ため息混じりに発せられた言葉に三木だけではなく部屋にいた皆が一人の名を思い浮かべた。
「小娘とは…赤城の事でございましょうか?」
「愚か者。それ以外に女がいるのか!?」
伊東のきつい口調に三木はびくりと肩を揺らす。
「組織を動かす力のない平隊士だが、どうも目障りだ。速やかに我々の目的を果たしてしまいましょう。よいですね?」
「「「はっ」」」
(赤城楓。野蛮人め)
伊東は自分を軽蔑したような楓の目を思いだし小さく舌打ちをし、弟たちにこう告げた。
「あの女が少しでも怪しい行動をしたら即私に知らせるのです。局中法度を適応するのです」
「…」
この時、三木を含めその部屋にいた全ての者が伊東の楓への執着とも言える異様な雰囲気に気圧されていた。
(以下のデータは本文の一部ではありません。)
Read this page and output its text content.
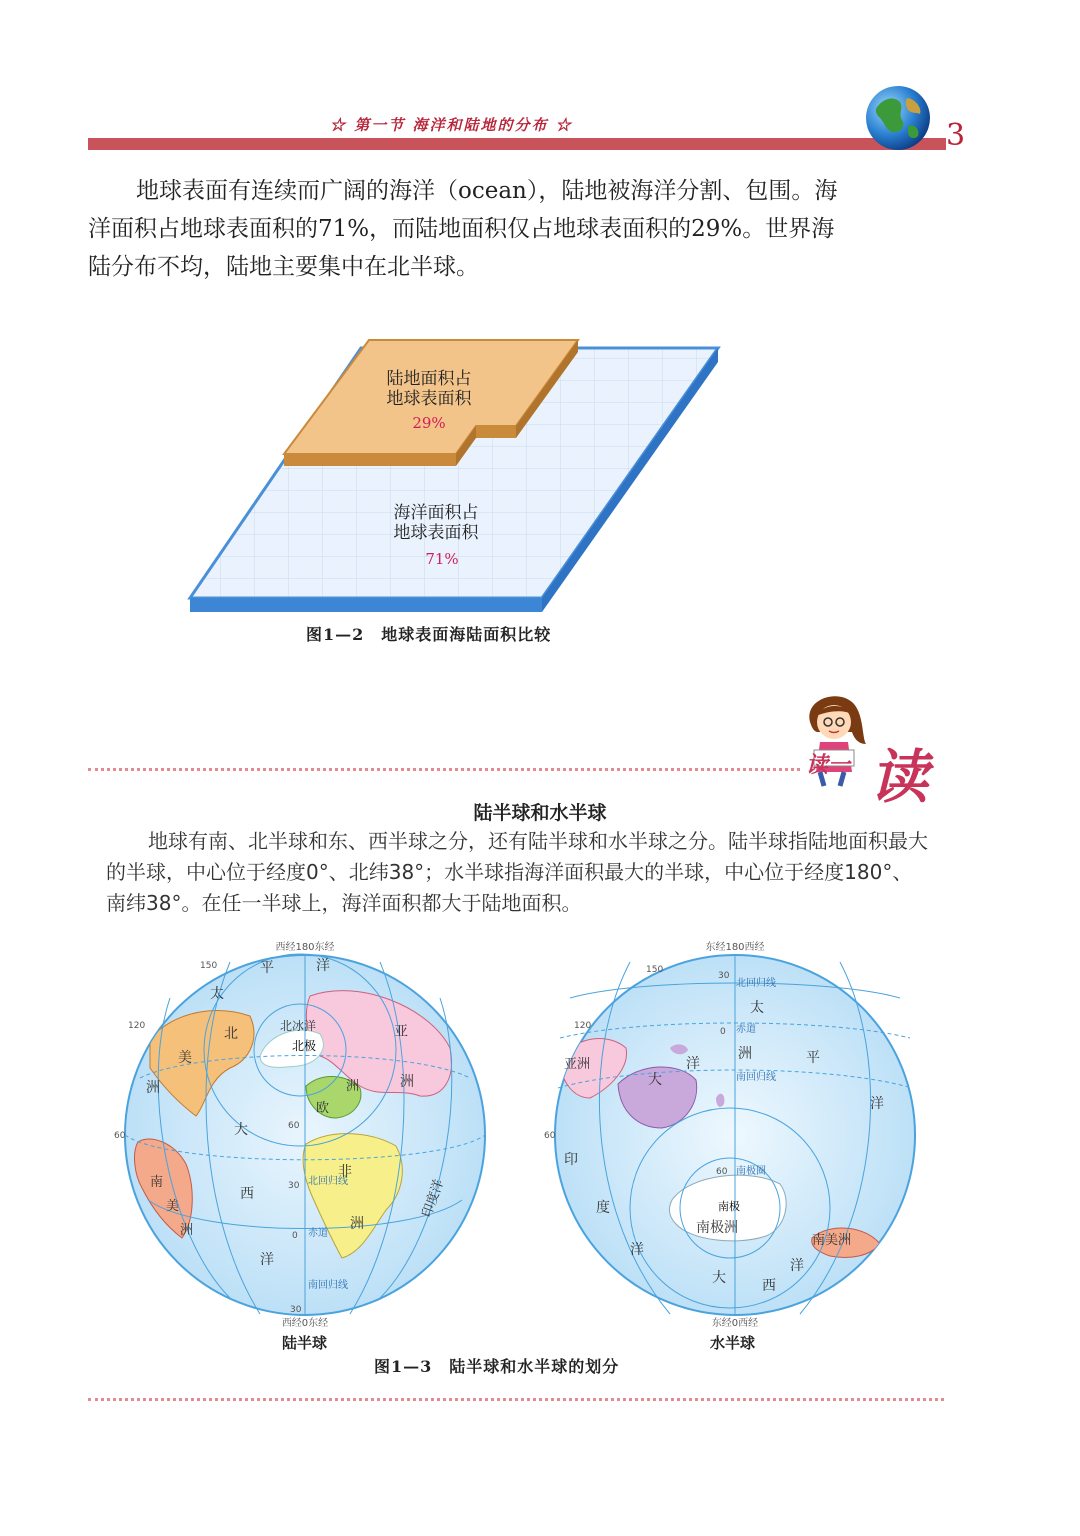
☆ 第一节 海洋和陆地的分布 ☆	3
地球表面有连续而广阔的海洋（ocean），陆地被海洋分割、包围。海洋面积占地球表面积的71%，而陆地面积仅占地球表面积的29%。世界海陆分布不均，陆地主要集中在北半球。
陆地面积占
地球表面积
29%
海洋面积占
地球表面积
71%
图1—2　地球表面海陆面积比较
读一 读
陆半球和水半球
地球有南、北半球和东、西半球之分，还有陆半球和水半球之分。陆半球指陆地面积最大的半球，中心位于经度0°、北纬38°；水半球指海洋面积最大的半球，中心位于经度180°、南纬38°。在任一半球上，海洋面积都大于陆地面积。
西经180东经
西经0东经
太
平	洋
北
美
洲
北冰洋
北极
亚
洲
欧
洲
大
西
洋
非
洲
印度洋
南
美
洲
北回归线
赤道
南回归线
0
30
60
30
60
120
150
陆半球
东经180西经
东经0西经
北回归线
赤道
南回归线
南极圈
太
平
洋
洲
大
洋
亚洲
印
度
洋
南极
南极洲
南美洲
大	西
洋
0
30
60
60
120
150
水半球
图1—3　陆半球和水半球的划分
伊東が作り出した不気味な空気の中、下を向いて座っていた加納がか細い声を上げた。
「と…藤堂殿が、赤城と仲がよろしいのではないのでしょうか?」
「…藤堂君が?」
「は…はい!」
加納は伊東の気迫に負けそうになりながら続ける。
「藤堂殿と赤城は壬生浪士組からの付き合いですし、隊士たちの間でも二人は仲がいいとの話です。ですから彼に赤城を観察してもらい局中法度に違反するようなことを見つけさせるのです。
あるいは違反へ誘導させることも…」
伊東は吊り上がった目を更に鋭くして加納を睨む。
「…加納」
「…は」
伊東の気を更に害してしまったと思った加納は思わず伊東から目を逸らしてしまった。
「藤堂君を呼んでくれ」
そう言った伊東の表情は常人には何を考えているのか読み取ることはできなかった。